Curly COMrades: The Stealthy Cyber-Espionage Group You Haven’t Heard Of
Bitdefender researchers have identified a previously unknown cyber-espionage group, provisionally dubbed Curly COMrades. According to the report, the threat actors are focused on maintaining long-term, covert access to the infrastructure of Georgian governmental and judicial institutions, as well as to an energy enterprise in Moldova.
Among their primary activities were repeated attempts to exfiltrate the NTDS database from domain controllers—containing password hashes and authentication data—as well as the dumping of LSASS process memory to obtain credentials, potentially including plaintext user passwords. The initial intrusion vector remains unknown.
Curly COMrades’ activity has been tracked since mid-2024, yet the earliest signs of their custom malware, MucorAgent, date back to November 2023, suggesting operations may have begun earlier.
The name Curly COMrades derives from their extensive use of the curl
utility for C2 communications and data exfiltration, alongside their exploitation of COM (Component Object Model) hijacking techniques. Other hallmarks include stealth, a methodical approach, and resilient infrastructure—leveraging repeated attempts, redundant methods, and incremental configuration to minimize noise and evade detection.
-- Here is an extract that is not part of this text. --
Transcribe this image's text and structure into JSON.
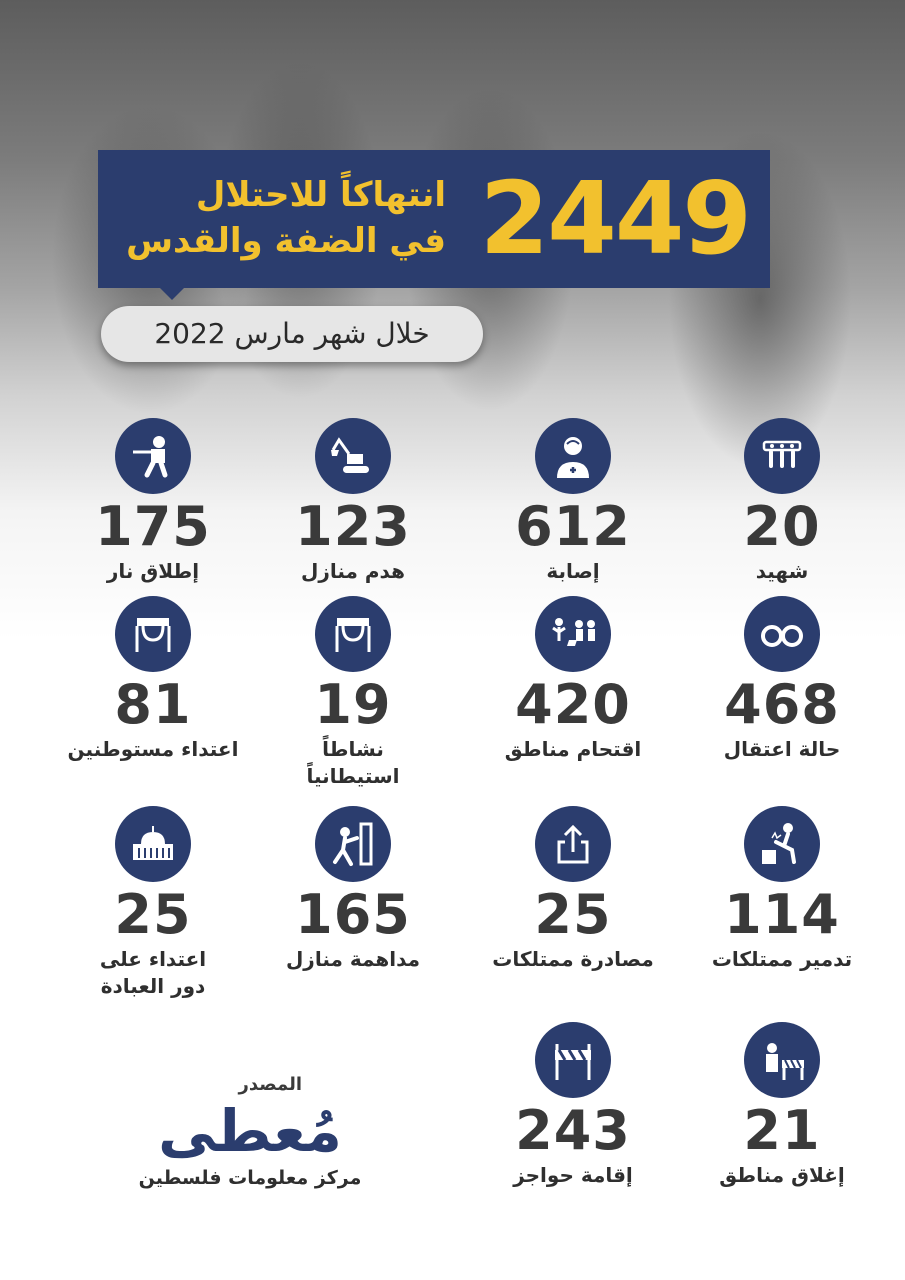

To maintain persistence, the group deployed MucorAgent via COM hijacking using a CLSID associated with the .NET Framework’s Native Image Generator (Ngen) service. Although the related scheduled task is marked as disabled, the operating system may still execute it spontaneously—during idle periods or new application installations—making it an ideal mechanism for quietly restoring access.
MucorAgent is a modular .NET implant deployed in three stages. It can decrypt and execute PowerShell scripts, uploading their output to a C2 server. Bitdefender notes that each encrypted script is erased from memory after execution, and no persistent channel for delivering new payloads was found—indicating its role as a tool for periodic access rather than constant presence.
The group made extensive use of legitimate utilities to disguise their traffic: Resocks, SSH, Stunnel, and SOCKS5, as well as tools such as CurlCat (STDIN/STDOUT redirection over HTTPS), RuRat (a legitimate remote administration tool), Mimikatz (for credential extraction), built-in Windows commands (netstat, tasklist, systeminfo, ipconfig, ping), and PowerShell scripts with curl for data exfiltration.
Notably, they used compromised but otherwise legitimate websites for C2 communications and data leakage, allowing them to operate without raising suspicion. This demonstrates both high adaptability and a strong focus on stealth.
Bitdefender emphasizes that Curly COMrades do not rely on zero-day vulnerabilities. Instead, they favor publicly available utilities, open-source projects, and so-called LOLBins (Living-off-the-Land Binaries), tailoring common techniques to each target’s environment. This makes them a highly flexible and difficult-to-detect adversary, intent on maintaining a prolonged presence within compromised networks.